Findings supported through this research program should lead to tools and applications that guide management decisions for commercial, recreational, and non-consumptive uses of Chesapeake Bay living resources to support vibrant coastal communities and economies.
This research program has previously addressed timely management questions and research needs as identified by the science and resource management community. For example, multiple research projects focused on blue catfish (Ictalurus furcatus) from 2011-2014 in response to fishery managers and stakeholders expressing concern about the potential ecological impact of this non-native species on the Bay ecosystem. Funded research included diet and growth studies that directly informed work of the Chesapeake Bay Invasive Catfish Task Force. More recently, several studies were funded as part of the Oyster Reef Ecosystem Services (ORES) project. These projects seek to quantify the ecosystem service benefits of tributary-scale oyster restoration projects.

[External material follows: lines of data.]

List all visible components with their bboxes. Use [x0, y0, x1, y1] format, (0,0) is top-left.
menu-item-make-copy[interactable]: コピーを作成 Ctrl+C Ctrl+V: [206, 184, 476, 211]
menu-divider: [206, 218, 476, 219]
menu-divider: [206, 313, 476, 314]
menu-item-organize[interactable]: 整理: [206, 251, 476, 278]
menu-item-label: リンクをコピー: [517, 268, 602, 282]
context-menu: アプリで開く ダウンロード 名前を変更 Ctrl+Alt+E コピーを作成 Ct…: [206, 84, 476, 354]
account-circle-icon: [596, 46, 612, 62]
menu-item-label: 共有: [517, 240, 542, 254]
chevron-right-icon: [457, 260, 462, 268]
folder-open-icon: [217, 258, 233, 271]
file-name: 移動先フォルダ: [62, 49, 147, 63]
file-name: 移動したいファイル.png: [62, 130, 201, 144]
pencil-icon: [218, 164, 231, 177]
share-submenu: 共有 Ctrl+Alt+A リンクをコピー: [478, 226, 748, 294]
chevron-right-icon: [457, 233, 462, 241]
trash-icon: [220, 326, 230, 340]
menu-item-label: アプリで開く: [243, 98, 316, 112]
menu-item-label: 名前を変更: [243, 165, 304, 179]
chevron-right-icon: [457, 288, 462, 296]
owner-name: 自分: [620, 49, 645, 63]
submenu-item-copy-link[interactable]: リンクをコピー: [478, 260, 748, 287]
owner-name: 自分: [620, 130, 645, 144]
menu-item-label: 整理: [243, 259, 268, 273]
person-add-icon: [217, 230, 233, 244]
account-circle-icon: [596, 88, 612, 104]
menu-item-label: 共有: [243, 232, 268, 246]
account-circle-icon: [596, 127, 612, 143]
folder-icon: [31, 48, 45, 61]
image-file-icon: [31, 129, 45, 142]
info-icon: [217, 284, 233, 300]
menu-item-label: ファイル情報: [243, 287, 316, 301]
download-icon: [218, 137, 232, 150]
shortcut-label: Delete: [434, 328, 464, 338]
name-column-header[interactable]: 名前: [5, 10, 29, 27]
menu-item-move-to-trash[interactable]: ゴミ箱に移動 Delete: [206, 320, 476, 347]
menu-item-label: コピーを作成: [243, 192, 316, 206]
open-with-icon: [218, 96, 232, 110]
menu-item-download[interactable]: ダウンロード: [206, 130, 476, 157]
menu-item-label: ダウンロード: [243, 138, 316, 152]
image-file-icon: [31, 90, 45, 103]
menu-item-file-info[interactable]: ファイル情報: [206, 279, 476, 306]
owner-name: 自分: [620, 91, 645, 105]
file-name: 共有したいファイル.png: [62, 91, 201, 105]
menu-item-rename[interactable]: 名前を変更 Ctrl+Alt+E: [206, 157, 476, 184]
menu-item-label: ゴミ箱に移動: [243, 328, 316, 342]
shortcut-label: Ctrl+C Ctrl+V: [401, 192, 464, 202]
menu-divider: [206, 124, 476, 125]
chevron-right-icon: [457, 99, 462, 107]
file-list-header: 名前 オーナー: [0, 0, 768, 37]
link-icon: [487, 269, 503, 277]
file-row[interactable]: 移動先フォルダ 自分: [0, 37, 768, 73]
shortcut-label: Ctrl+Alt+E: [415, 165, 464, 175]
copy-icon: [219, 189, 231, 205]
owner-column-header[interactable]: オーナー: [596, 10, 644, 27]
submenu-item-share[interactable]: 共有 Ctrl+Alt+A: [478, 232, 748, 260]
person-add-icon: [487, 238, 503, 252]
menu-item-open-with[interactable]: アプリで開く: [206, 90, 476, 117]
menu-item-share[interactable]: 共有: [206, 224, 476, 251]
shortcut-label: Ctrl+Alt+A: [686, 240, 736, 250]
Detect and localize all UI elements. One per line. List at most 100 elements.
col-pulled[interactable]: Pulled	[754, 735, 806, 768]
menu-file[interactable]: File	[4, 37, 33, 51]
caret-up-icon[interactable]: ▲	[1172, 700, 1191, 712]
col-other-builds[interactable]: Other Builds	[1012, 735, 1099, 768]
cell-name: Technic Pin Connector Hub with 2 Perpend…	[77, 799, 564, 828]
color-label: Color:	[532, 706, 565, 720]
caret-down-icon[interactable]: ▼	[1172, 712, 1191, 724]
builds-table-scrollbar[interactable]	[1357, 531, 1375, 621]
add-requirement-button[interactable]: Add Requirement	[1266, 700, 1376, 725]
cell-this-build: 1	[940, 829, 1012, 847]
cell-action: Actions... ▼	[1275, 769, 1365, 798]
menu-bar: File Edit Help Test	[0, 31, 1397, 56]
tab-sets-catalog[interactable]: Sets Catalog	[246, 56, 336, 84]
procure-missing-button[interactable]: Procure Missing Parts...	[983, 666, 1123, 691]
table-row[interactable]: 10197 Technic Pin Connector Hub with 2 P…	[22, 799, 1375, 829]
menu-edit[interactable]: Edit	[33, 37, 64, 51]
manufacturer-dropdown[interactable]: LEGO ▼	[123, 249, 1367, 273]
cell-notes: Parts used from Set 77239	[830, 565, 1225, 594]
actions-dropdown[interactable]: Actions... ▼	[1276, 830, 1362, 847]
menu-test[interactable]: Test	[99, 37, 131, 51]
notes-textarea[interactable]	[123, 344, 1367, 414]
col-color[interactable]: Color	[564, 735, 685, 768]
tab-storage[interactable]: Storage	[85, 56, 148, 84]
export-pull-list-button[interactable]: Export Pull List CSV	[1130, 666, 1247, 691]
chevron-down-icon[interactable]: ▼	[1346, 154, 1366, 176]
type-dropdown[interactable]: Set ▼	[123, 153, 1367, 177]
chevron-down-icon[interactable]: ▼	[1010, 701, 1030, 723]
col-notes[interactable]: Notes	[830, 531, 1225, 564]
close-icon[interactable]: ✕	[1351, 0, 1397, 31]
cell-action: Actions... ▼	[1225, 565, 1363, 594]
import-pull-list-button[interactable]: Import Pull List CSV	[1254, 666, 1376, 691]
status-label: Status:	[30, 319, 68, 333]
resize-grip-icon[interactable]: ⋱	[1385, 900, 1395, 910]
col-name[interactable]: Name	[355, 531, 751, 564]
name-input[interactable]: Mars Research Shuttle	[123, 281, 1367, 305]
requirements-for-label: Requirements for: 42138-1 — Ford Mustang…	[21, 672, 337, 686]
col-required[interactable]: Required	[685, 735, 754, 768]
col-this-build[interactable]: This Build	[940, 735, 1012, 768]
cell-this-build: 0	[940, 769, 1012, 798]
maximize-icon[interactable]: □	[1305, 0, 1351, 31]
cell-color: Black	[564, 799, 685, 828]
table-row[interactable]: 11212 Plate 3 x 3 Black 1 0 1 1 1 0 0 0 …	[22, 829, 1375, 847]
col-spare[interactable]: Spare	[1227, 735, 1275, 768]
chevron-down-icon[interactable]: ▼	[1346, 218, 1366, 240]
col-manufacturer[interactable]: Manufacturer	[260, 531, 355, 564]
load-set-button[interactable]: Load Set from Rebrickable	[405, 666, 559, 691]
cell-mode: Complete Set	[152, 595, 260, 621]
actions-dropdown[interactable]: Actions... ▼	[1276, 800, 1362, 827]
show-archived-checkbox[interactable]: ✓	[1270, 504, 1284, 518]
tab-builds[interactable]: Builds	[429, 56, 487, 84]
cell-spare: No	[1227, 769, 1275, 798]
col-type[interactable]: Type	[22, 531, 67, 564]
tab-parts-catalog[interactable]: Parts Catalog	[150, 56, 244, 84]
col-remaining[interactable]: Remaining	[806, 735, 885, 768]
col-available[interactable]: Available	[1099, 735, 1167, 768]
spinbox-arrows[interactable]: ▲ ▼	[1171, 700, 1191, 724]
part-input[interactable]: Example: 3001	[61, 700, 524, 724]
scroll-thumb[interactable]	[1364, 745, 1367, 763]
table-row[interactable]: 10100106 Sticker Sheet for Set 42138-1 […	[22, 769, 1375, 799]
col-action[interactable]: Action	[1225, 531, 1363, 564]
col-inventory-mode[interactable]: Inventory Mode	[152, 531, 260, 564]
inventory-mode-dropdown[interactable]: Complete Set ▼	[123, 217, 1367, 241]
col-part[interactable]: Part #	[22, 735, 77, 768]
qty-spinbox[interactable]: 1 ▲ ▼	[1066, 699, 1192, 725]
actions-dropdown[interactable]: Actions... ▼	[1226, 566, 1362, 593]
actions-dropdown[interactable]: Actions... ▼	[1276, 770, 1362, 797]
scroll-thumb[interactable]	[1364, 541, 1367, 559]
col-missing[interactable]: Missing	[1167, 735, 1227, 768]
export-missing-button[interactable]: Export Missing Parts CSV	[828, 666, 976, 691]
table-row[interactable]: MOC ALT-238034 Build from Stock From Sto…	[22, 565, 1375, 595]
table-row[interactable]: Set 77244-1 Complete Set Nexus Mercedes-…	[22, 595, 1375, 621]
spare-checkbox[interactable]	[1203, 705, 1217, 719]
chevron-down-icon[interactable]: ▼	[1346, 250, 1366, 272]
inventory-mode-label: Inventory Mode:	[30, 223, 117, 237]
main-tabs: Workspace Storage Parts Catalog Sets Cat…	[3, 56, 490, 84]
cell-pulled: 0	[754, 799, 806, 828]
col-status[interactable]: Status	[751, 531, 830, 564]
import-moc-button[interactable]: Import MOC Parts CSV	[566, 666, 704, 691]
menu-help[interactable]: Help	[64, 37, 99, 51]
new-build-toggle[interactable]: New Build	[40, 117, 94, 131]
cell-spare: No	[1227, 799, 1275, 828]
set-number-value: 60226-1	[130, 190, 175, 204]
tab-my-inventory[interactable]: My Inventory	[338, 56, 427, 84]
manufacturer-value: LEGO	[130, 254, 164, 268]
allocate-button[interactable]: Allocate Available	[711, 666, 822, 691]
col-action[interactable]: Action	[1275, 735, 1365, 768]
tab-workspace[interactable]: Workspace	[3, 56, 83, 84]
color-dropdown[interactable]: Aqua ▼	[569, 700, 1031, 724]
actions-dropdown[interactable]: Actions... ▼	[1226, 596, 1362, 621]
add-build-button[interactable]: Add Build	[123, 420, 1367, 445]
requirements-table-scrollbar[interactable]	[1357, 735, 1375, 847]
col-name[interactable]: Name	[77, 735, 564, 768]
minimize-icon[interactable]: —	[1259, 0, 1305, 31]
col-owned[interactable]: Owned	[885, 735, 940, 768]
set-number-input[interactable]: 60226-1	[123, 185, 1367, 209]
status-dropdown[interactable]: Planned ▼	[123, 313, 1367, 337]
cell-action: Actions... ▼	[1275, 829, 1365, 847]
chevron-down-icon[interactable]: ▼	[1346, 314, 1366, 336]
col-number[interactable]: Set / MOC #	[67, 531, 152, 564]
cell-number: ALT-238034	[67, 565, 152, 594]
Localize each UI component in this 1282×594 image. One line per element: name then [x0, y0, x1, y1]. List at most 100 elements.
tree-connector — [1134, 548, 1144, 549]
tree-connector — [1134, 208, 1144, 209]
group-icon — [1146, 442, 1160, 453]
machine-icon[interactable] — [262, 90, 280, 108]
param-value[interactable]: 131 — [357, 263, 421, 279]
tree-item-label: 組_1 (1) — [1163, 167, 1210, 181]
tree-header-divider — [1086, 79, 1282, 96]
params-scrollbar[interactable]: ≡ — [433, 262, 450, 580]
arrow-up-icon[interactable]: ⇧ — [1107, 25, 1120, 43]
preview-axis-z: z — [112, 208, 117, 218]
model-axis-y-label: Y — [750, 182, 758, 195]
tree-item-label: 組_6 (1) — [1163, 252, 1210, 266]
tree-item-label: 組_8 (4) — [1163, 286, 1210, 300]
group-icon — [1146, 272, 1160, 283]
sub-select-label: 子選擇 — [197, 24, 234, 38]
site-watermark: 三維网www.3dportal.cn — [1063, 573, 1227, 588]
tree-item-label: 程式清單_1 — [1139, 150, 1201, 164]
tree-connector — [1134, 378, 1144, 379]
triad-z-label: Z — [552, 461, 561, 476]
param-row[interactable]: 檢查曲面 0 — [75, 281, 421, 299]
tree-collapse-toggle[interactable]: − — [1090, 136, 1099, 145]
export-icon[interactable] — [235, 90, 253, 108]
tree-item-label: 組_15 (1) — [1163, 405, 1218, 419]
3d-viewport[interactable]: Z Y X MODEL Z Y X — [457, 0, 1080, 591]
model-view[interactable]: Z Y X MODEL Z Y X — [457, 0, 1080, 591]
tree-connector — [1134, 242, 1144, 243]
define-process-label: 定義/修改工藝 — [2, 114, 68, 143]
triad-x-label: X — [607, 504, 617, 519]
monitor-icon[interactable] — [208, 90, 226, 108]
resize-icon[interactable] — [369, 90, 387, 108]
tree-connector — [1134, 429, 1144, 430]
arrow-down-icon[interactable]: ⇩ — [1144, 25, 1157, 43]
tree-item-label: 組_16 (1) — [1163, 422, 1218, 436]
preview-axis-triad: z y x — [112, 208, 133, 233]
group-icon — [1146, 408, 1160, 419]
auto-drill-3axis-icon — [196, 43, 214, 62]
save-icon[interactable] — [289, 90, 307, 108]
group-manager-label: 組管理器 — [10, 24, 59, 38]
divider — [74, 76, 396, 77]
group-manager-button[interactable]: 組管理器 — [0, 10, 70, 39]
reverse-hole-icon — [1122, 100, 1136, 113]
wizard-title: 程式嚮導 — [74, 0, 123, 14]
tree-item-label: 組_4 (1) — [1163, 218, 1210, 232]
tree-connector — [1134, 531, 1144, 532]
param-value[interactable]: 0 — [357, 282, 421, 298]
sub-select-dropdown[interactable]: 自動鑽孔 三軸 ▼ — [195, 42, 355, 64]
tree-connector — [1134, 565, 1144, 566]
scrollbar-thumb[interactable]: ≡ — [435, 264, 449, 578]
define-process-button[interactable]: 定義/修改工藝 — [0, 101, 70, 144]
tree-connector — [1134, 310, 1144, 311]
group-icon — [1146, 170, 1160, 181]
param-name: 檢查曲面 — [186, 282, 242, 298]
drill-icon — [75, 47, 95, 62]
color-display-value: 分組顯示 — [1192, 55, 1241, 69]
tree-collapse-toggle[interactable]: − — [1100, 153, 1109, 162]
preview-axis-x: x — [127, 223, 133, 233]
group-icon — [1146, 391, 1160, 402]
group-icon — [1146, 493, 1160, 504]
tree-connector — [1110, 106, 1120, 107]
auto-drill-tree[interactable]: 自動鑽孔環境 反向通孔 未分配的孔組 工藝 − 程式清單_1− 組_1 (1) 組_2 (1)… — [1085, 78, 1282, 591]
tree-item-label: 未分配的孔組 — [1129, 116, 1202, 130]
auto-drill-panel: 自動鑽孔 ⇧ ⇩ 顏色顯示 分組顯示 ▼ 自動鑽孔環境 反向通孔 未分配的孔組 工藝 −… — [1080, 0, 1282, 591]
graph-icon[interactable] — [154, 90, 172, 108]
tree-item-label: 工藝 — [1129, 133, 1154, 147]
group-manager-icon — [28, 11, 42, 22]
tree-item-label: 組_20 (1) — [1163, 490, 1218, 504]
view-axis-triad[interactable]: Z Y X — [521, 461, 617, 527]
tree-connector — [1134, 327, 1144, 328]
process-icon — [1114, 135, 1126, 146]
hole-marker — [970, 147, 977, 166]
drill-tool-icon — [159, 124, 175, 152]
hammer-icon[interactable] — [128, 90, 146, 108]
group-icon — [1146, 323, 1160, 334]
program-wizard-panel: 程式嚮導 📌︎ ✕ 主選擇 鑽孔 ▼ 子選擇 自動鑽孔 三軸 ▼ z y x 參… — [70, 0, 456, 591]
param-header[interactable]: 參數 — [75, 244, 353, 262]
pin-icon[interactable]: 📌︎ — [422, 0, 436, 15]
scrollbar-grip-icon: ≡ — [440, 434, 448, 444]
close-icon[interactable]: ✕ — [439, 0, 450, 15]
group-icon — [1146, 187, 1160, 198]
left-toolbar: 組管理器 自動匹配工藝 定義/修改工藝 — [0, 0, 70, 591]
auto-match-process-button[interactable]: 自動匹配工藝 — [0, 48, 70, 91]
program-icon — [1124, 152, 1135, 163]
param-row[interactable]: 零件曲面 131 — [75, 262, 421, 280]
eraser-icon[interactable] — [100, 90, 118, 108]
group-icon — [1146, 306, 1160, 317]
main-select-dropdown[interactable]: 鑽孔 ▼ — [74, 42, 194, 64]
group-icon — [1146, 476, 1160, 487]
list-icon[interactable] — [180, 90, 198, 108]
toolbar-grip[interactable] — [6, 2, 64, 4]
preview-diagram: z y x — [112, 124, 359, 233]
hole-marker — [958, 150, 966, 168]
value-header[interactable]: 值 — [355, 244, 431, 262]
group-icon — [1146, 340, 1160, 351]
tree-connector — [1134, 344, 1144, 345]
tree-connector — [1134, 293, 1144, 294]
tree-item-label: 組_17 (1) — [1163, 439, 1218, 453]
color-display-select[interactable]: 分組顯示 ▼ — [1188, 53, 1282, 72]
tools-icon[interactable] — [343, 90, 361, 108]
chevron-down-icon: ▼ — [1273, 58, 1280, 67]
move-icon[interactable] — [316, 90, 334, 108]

This FY17 Request for Proposals will focus on forage species and their habitats. Focus and interest in forage species has grown over the past several years among both the management community and fisheries stakeholders in the Bay and along the Atlantic Coast. The 2014 Chesapeake Bay Watershed Agreement includes a forage outcome that highlights the importance of forage species in the Chesapeake Bay. In support of this outcome, the Chesapeake Bay Program’s Sustainable Fisheries Goal Implementation Team (Fisheries GIT) developed an associated management strategy and workplan that document efforts to better understand the role of forage species in the Chesapeake Bay ecosystem. One of these efforts was a Forage Workshop (funded by the Scientific and Technical Advisory Committee (STAC) of the Chesapeake Bay Program (CBP)) held in November 2014. The workshop defined what taxa constitute the forage base (species, groups, etc.), discussed how the scientific community can begin to quantify Chesapeake forage, identified existing data and data gaps, suggested potential forage indicators and discussed management applications. Information about the CBP Forage Fish outcome, management strategy, and workplan, can be found here: http://www.chesapeakebay.net/managementstrategies/strategy/forage_fish
Deadline: Jan. 19, 2017
Eligible applicants are institutions of higher education, non-profit or for-profit organizations, U.S. territories, and state, local and Native American tribal governments. Applications from individuals, federal agencies, or employees of federal agencies will not be considered. Individuals and federal agencies are strongly encouraged to work with states, non-governmental organizations, municipal and county governments, and others that are eligible to apply.
This solicitation announces that approximately $500,000 may be available in FY 2017 in award amounts to be determined by the proposals and available funds. Funding is anticipated to maintain cooperative agreements for up to 2 years duration, but is dependent on funding made available annually by Congress. NOAA does not anticipate supporting project proposals requesting federal funding less than $25,000 annually or greater than $125,000 annually.